The American Dental Association (ADA) guidelines give dentists great flexibility in making judgments about the frequency of x-rays. However, the ADA does suggest that patients with recurrent cavities and other complicated problems have x-rays taken once or twice a year. The interval for a person with optimal dental health can safely be two to three years, according to the ADA. Complete x-rays are also standard in preparation for many dental procedures, such as extractions and root planing.
This often depends on your medical and dental history and your current condition. Some people may need x-rays as often as six months; others who don't have any recent dental or gum disease and who visit the dentist regularly may have x-rays only every two years. If you are a new patient, your dentist can take x-rays as part of the initial exam and establish a reference record from which to compare changes that may occur over time. The patient's dental and medical history will determine how often x-rays are needed.
For example, some people may need dental x-rays up to twice a year. However, other patients with healthy gums and teeth may only need x-rays every few years. People who are new patients may have x-rays taken during an initial exam. Gordon Bell uses dental x-rays to get a complete picture of the health of teeth, bones and gums, and to discover small problems before they become major problems.
Dental x-rays help dentists visualize diseases of the teeth and surrounding tissue that cannot be seen with a simple oral exam. To help dentists make these vitally important decisions, professional dental organizations issue general guidelines for when x-rays should be performed. Instead of showing x-ray film in a dark room, the x-rays are sent directly to a computer and can be viewed on the screen, stored, or printed. Dental x-rays, he points out, are needed to identify hidden dental cavities, for example, in areas between teeth or under old fillings and crowns.
The average dental x-ray is estimated to contain about the same amount of radiation that you will absorb from natural sources in a day. In general, the amount of radiation received from dental x-rays is relatively small, especially when compared to radiation received from natural background sources. While some people need x-rays more frequently, current guidelines require that x-rays be performed only when necessary for clinical diagnosis. Each x-ray will expose the patient to a certain amount of radiation, but the amount is small and decreases with each new generation of X-ray equipment.

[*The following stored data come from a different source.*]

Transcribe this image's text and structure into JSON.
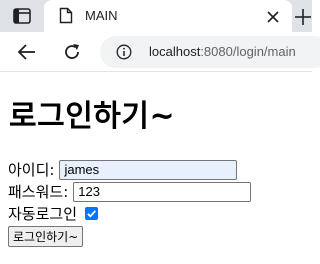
{
  "browser": {
    "tab": {
      "title": "MAIN"
    },
    "address": {
      "host": "localhost",
      "rest": ":8080/login/main"
    }
  },
  "icons": {
    "tab_strip": "tab-strip-icon",
    "favicon": "page-icon",
    "close": "close-icon",
    "new_tab": "plus-icon",
    "back": "arrow-left-icon",
    "reload": "reload-icon",
    "info": "info-icon",
    "checkbox": "check-icon"
  },
  "colors": {
    "checkbox": "#0075ff",
    "autofill": "#e8f0fe"
  },
  "page": {
    "heading": "로그인하기~",
    "id_label": "아이디:",
    "id_value": "james",
    "pw_label": "패스워드:",
    "pw_value": "123",
    "auto_login_label": "자동로그인",
    "auto_login_checked": true,
    "submit_label": "로그인하기~"
  }
}
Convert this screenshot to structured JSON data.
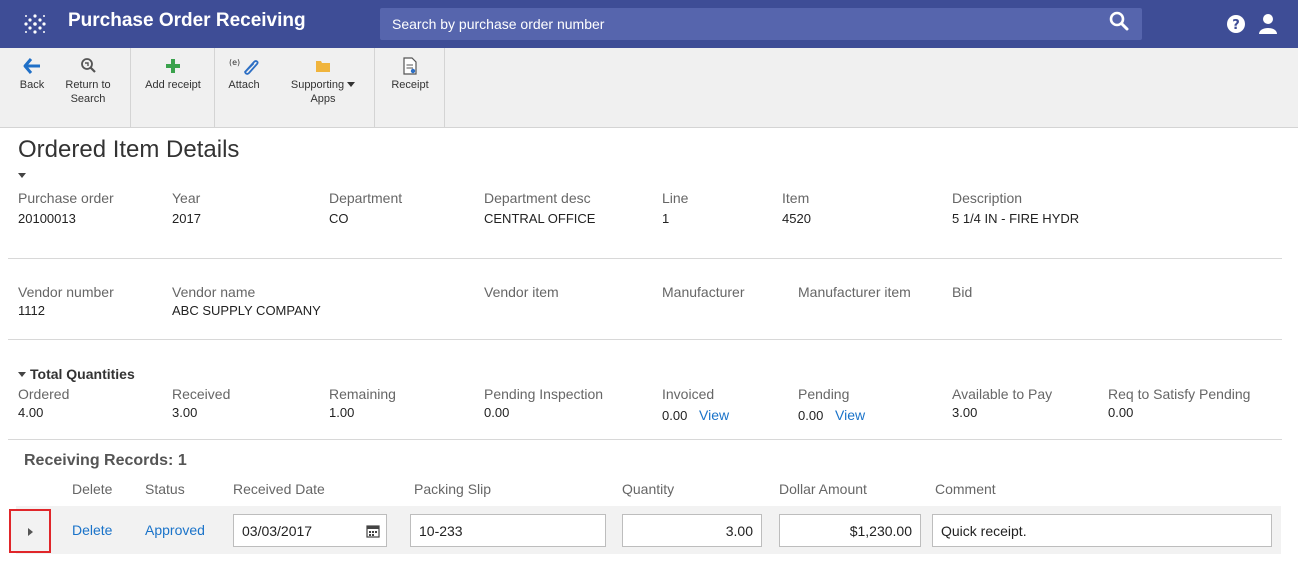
{
  "app": {
    "title": "Purchase Order Receiving",
    "search_placeholder": "Search by purchase order number"
  },
  "toolbar": {
    "back": "Back",
    "return_to_search": [
      "Return to",
      "Search"
    ],
    "add_receipt": "Add receipt",
    "attach_prefix": "(e)",
    "attach": "Attach",
    "supporting_apps": [
      "Supporting",
      "Apps"
    ],
    "receipt": "Receipt"
  },
  "page": {
    "title": "Ordered Item Details"
  },
  "details": {
    "purchase_order": {
      "label": "Purchase order",
      "value": "20100013"
    },
    "year": {
      "label": "Year",
      "value": "2017"
    },
    "department": {
      "label": "Department",
      "value": "CO"
    },
    "department_desc": {
      "label": "Department desc",
      "value": "CENTRAL OFFICE"
    },
    "line": {
      "label": "Line",
      "value": "1"
    },
    "item": {
      "label": "Item",
      "value": "4520"
    },
    "description": {
      "label": "Description",
      "value": "5 1/4 IN - FIRE HYDR"
    }
  },
  "vendor": {
    "vendor_number": {
      "label": "Vendor number",
      "value": "1112"
    },
    "vendor_name": {
      "label": "Vendor name",
      "value": "ABC SUPPLY COMPANY"
    },
    "vendor_item": {
      "label": "Vendor item",
      "value": ""
    },
    "manufacturer": {
      "label": "Manufacturer",
      "value": ""
    },
    "manufacturer_item": {
      "label": "Manufacturer item",
      "value": ""
    },
    "bid": {
      "label": "Bid",
      "value": ""
    }
  },
  "quantities": {
    "section_title": "Total Quantities",
    "ordered": {
      "label": "Ordered",
      "value": "4.00"
    },
    "received": {
      "label": "Received",
      "value": "3.00"
    },
    "remaining": {
      "label": "Remaining",
      "value": "1.00"
    },
    "pending_inspection": {
      "label": "Pending Inspection",
      "value": "0.00"
    },
    "invoiced": {
      "label": "Invoiced",
      "value": "0.00",
      "link": "View"
    },
    "pending": {
      "label": "Pending",
      "value": "0.00",
      "link": "View"
    },
    "available_to_pay": {
      "label": "Available to Pay",
      "value": "3.00"
    },
    "req_to_satisfy_pending": {
      "label": "Req to Satisfy Pending",
      "value": "0.00"
    }
  },
  "records": {
    "title": "Receiving Records: 1",
    "columns": [
      "Delete",
      "Status",
      "Received Date",
      "Packing Slip",
      "Quantity",
      "Dollar Amount",
      "Comment"
    ],
    "rows": [
      {
        "delete": "Delete",
        "status": "Approved",
        "received_date": "03/03/2017",
        "packing_slip": "10-233",
        "quantity": "3.00",
        "dollar_amount": "$1,230.00",
        "comment": "Quick receipt."
      }
    ]
  },
  "colors": {
    "header_bg": "#3e4d96",
    "search_bg": "#5665ad",
    "link": "#1a73c9",
    "add_green": "#3aa24c",
    "folder_yellow": "#f0b43c",
    "back_blue": "#1f6fc7",
    "highlight_red": "#e0262a"
  },
  "icons": {
    "logo": "dotted-diamond-logo",
    "search": "search-icon",
    "help": "help-icon",
    "user": "user-icon",
    "back": "arrow-left-icon",
    "return_to_search": "search-return-icon",
    "add_receipt": "plus-icon",
    "attach": "paperclip-icon",
    "supporting_apps": "folder-icon",
    "receipt": "document-icon",
    "calendar": "calendar-icon",
    "expander": "triangle-right-icon"
  }
}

It may also recommend a delay in x-rays for pregnant or breastfeeding women and limit the frequency of x-rays in very young children. Exposure to all sources of radiation, such as the sun, minerals in the earth, household appliances and dental x-rays, can damage tissues and cells in the body and cause the development of cancer. In addition to minimizing exposure to X-rays, provincial regulations require dental offices to follow certain procedures when taking images, such as placing lead aprons and neck collars for patients.